De loin, on savait qu’il était à la tâche, trahi par le tintement particulier du marteau sur l’enclume. A cent mètres à vol d’oiseau sur le chemin de la Navaggia, nous comptions les coups portés sur le fer et ceux plus cristallins qui frappaient l’enclume lui donnant un souffle de repos avant d’amplifier le mouvement suivant qui devait aplatir la lame surchauffée. Il écrasait, courbait, allongeait, façonnait à longueur de journée. Arrivés devant sa forge, nous le regardions tirer sur la poignée de la chaîne qui actionnait le gigantesque soufflet pour porter le charbon à incandescence maximale afin de rougir puis blanchir le métal.

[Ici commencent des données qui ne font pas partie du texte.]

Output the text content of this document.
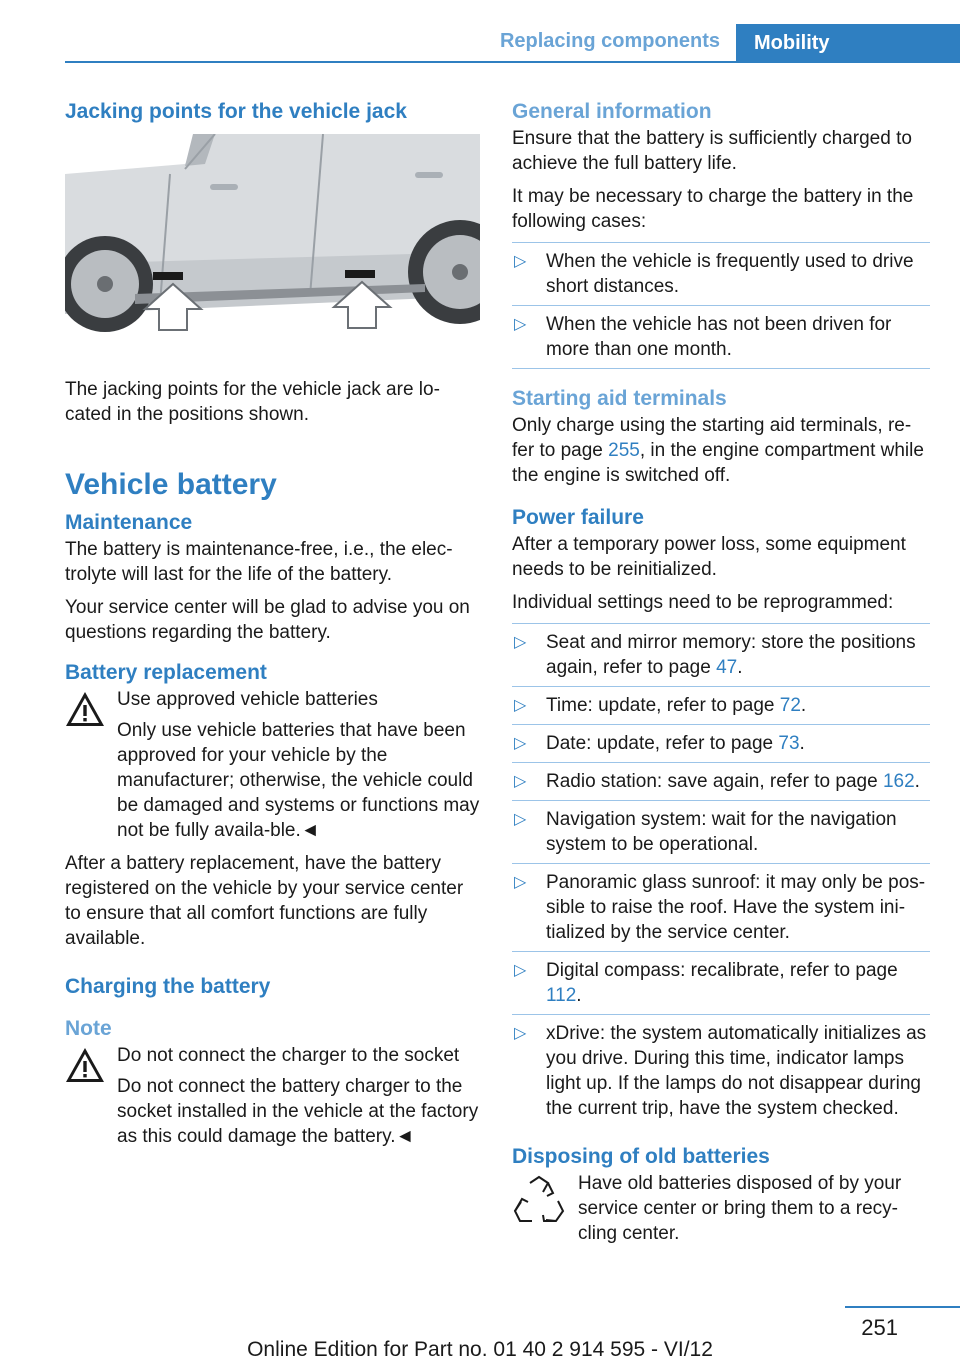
Replacing components	Mobility
Jacking points for the vehicle jack

The jacking points for the vehicle jack are lo-cated in the positions shown.

Vehicle battery
Maintenance

The battery is maintenance-free, i.e., the elec-trolyte will last for the life of the battery.

Your service center will be glad to advise you on questions regarding the battery.

Battery replacement
Use approved vehicle batteries

Only use vehicle batteries that have been approved for your vehicle by the manufacturer; otherwise, the vehicle could be damaged and systems or functions may not be fully availa-ble.◄

After a battery replacement, have the battery registered on the vehicle by your service center to ensure that all comfort functions are fully available.

Charging the battery
Note
Do not connect the charger to the socket

Do not connect the battery charger to the socket installed in the vehicle at the factory as this could damage the battery.◄

General information

Ensure that the battery is sufficiently charged to achieve the full battery life.

It may be necessary to charge the battery in the following cases:

▷ When the vehicle is frequently used to drive short distances.
▷ When the vehicle has not been driven for more than one month.
Starting aid terminals

Only charge using the starting aid terminals, re-fer to page 255, in the engine compartment while the engine is switched off.

Power failure

After a temporary power loss, some equipment needs to be reinitialized.

Individual settings need to be reprogrammed:

▷ Seat and mirror memory: store the positions again, refer to page 47.
▷ Time: update, refer to page 72.
▷ Date: update, refer to page 73.
▷ Radio station: save again, refer to page 162.
▷ Navigation system: wait for the navigation system to be operational.
▷ Panoramic glass sunroof: it may only be pos-sible to raise the roof. Have the system ini-tialized by the service center.
▷ Digital compass: recalibrate, refer to page 112.
▷ xDrive: the system automatically initializes as you drive. During this time, indicator lamps light up. If the lamps do not disappear during the current trip, have the system checked.
Disposing of old batteries

Have old batteries disposed of by your service center or bring them to a recy-cling center.

251
Online Edition for Part no. 01 40 2 914 595 - VI/12
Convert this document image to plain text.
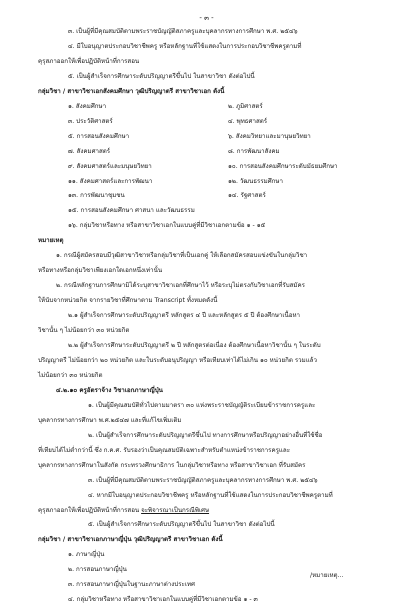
- ๓ -
๓. เป็นผู้ที่มีคุณสมบัติตามพระราชบัญญัติสภาครูและบุคลากรทางการศึกษา พ.ศ. ๒๕๔๖
๔. มีใบอนุญาตประกอบวิชาชีพครู หรือหลักฐานที่ใช้แสดงในการประกอบวิชาชีพครูตามที่
คุรุสภาออกให้เพื่อปฏิบัติหน้าที่การสอน
๕. เป็นผู้สำเร็จการศึกษาระดับปริญญาตรีขึ้นไป ในสาขาวิชา ดังต่อไปนี้
กลุ่มวิชา / สาขาวิชาเอกสังคมศึกษา วุฒิปริญญาตรี สาขาวิชาเอก ดังนี้
๑. สังคมศึกษา	๒. ภูมิศาสตร์
๓. ประวัติศาสตร์	๔. พุทธศาสตร์
๕. การสอนสังคมศึกษา	๖. สังคมวิทยาและมานุษยวิทยา
๗. สังคมศาสตร์	๘. การพัฒนาสังคม
๙. สังคมศาสตร์และมนุษยวิทยา	๑๐. การสอนสังคมศึกษาระดับมัธยมศึกษา
๑๑. สังคมศาสตร์และการพัฒนา	๑๒. วัฒนธรรมศึกษา
๑๓. การพัฒนาชุมชน	๑๔. รัฐศาสตร์
๑๕. การสอนสังคมศึกษา ศาสนา และวัฒนธรรม
๑๖. กลุ่มวิชาหรือทาง หรือสาขาวิชาเอกในแบบคู่ที่มีวิชาเอกตามข้อ ๑ - ๑๕
หมายเหตุ
๑. กรณีผู้สมัครสอบมีวุฒิสาขาวิชาหรือกลุ่มวิชาที่เป็นเอกคู่ ให้เลือกสมัครสอบแข่งขันในกลุ่มวิชา
หรือทางหรือกลุ่มวิชาเพียงเอกใดเอกหนึ่งเท่านั้น
๒. กรณีหลักฐานการศึกษามิได้ระบุสาขาวิชาเอกที่ศึกษาไว้ หรือระบุไม่ตรงกับวิชาเอกที่รับสมัคร
ให้นับจากหน่วยกิต จากรายวิชาที่ศึกษาตาม Transcript ทั้งหมดดังนี้
๒.๑ ผู้สำเร็จการศึกษาระดับปริญญาตรี หลักสูตร ๔ ปี และหลักสูตร ๕ ปี ต้องศึกษาเนื้อหา
วิชานั้น ๆ ไม่น้อยกว่า ๓๐ หน่วยกิต
๒.๒ ผู้สำเร็จการศึกษาระดับปริญญาตรี ๒ ปี หลักสูตรต่อเนื่อง ต้องศึกษาเนื้อหาวิชานั้น ๆ ในระดับ
ปริญญาตรี ไม่น้อยกว่า ๒๐ หน่วยกิต และในระดับอนุปริญญา หรือเทียบเท่าได้ไม่เกิน ๑๐ หน่วยกิต รวมแล้ว
ไม่น้อยกว่า ๓๐ หน่วยกิต
๔.๒.๑๐ ครูอัตราจ้าง วิชาเอกภาษาญี่ปุ่น
๑. เป็นผู้มีคุณสมบัติทั่วไปตามมาตรา ๓๐ แห่งพระราชบัญญัติระเบียบข้าราชการครูและ
บุคลากรทางการศึกษา พ.ศ.๒๕๔๗ และที่แก้ไขเพิ่มเติม
๒. เป็นผู้สำเร็จการศึกษาระดับปริญญาตรีขึ้นไป ทางการศึกษาหรือปริญญาอย่างอื่นที่ใช้ชื่อ
ที่เทียบได้ไม่ต่ำกว่านี้ ซึ่ง ก.ค.ศ. รับรองว่าเป็นคุณสมบัติเฉพาะสำหรับตำแหน่งข้าราชการครูและ
บุคลากรทางการศึกษาในสังกัด กระทรวงศึกษาธิการ ในกลุ่มวิชาหรือทาง หรือสาขาวิชาเอก ที่รับสมัคร
๓. เป็นผู้ที่มีคุณสมบัติตามพระราชบัญญัติสภาครูและบุคลากรทางการศึกษา พ.ศ. ๒๕๔๖
๔. หากมีใบอนุญาตประกอบวิชาชีพครู หรือหลักฐานที่ใช้แสดงในการประกอบวิชาชีพครูตามที่
คุรุสภาออกให้เพื่อปฏิบัติหน้าที่การสอน จะพิจารณาเป็นกรณีพิเศษ
๕. เป็นผู้สำเร็จการศึกษาระดับปริญญาตรีขึ้นไป ในสาขาวิชา ดังต่อไปนี้
กลุ่มวิชา / สาขาวิชาเอกภาษาญี่ปุ่น วุฒิปริญญาตรี สาขาวิชาเอก ดังนี้
๑. ภาษาญี่ปุ่น
๒. การสอนภาษาญี่ปุ่น
๓. การสอนภาษาญี่ปุ่นในฐานะภาษาต่างประเทศ
๔. กลุ่มวิชาหรือทาง หรือสาขาวิชาเอกในแบบคู่ที่มีวิชาเอกตามข้อ ๑ - ๓
/หมายเหตุ...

Au bruit métallique succédait l’odeur de la corne fumante des sabots des mules et mulets qu’il ferrait au milieu de la route de Carbini devant sa forge. Cette habitude de se placer sur la voie publique avait aiguisé l’imagination de certains oisifs qui n’avaient d’autre charge que de passer le temps. Et comme on dit chez nous : « Chi posa mali pensa », ils avaient tout loisir pour songer à l’impensable. Les jours de grand brouillard, ils lâchaient des pneus de camion depuis le virage de l’église, deux cent mètres en amont de la forge. Simonu ne voyait arriver cet intrus redoutable que lorsqu’il percutait violemment l’équidé qu’il était en train de ferrer.
U stazzunaghjiu était un athée notoire. Très connu pour jurer bruyamment en temps ordinaire, imaginez la rage qui s’élevait dans les nuages les jours de brume. Il partait dans des colères terribles à faire frémir le Divin. C’est à lui qu’il s’en prenait pour dénoncer tous les ratages du monde. Même le passage d’une procession ne parvenait à le détourner de son travail. Lorsqu’elle défilait devant sa porte, il redoublait de vigueur en tapant plus fort sa ferraille pour couvrir le murmure des prières ou les envolées des cantiques. Et si quelqu’un tentait de lui suggérer de respecter le passage d’un saint, il répondait que ce n’était pas lui qui allait lui assurer le pain quotidien.
A l’image de M. Ange u scarparu son voisin, Simonu était un travailleur acharné mais l’un était calme et l’autre fulminant. Ils ont traversé une vie de labeur qui ne connaissait pas le loisir, toujours fiers de la belle ouvrage et de la tâche accomplie… laissant l’impression d’une réussite misérable.
Aujourd’hui, les volets de leurs ateliers sont noircis par le temps, définitivement clos, j’ai voulu par ces lignes les ramener à la vie quelques instants. Une petite pensée me traverse encore l’esprit lorsque je passe devant leurs maisons. Après le départ de notre génération, ces artisans de naguère seront définitivement noyés dans l’oubli.
Et ce ne sera pas « la sétéman qui vient » comme disait le scarparu que l’on entendra à nouveau la musique cadencée du marteau sur le fer et l’enclume.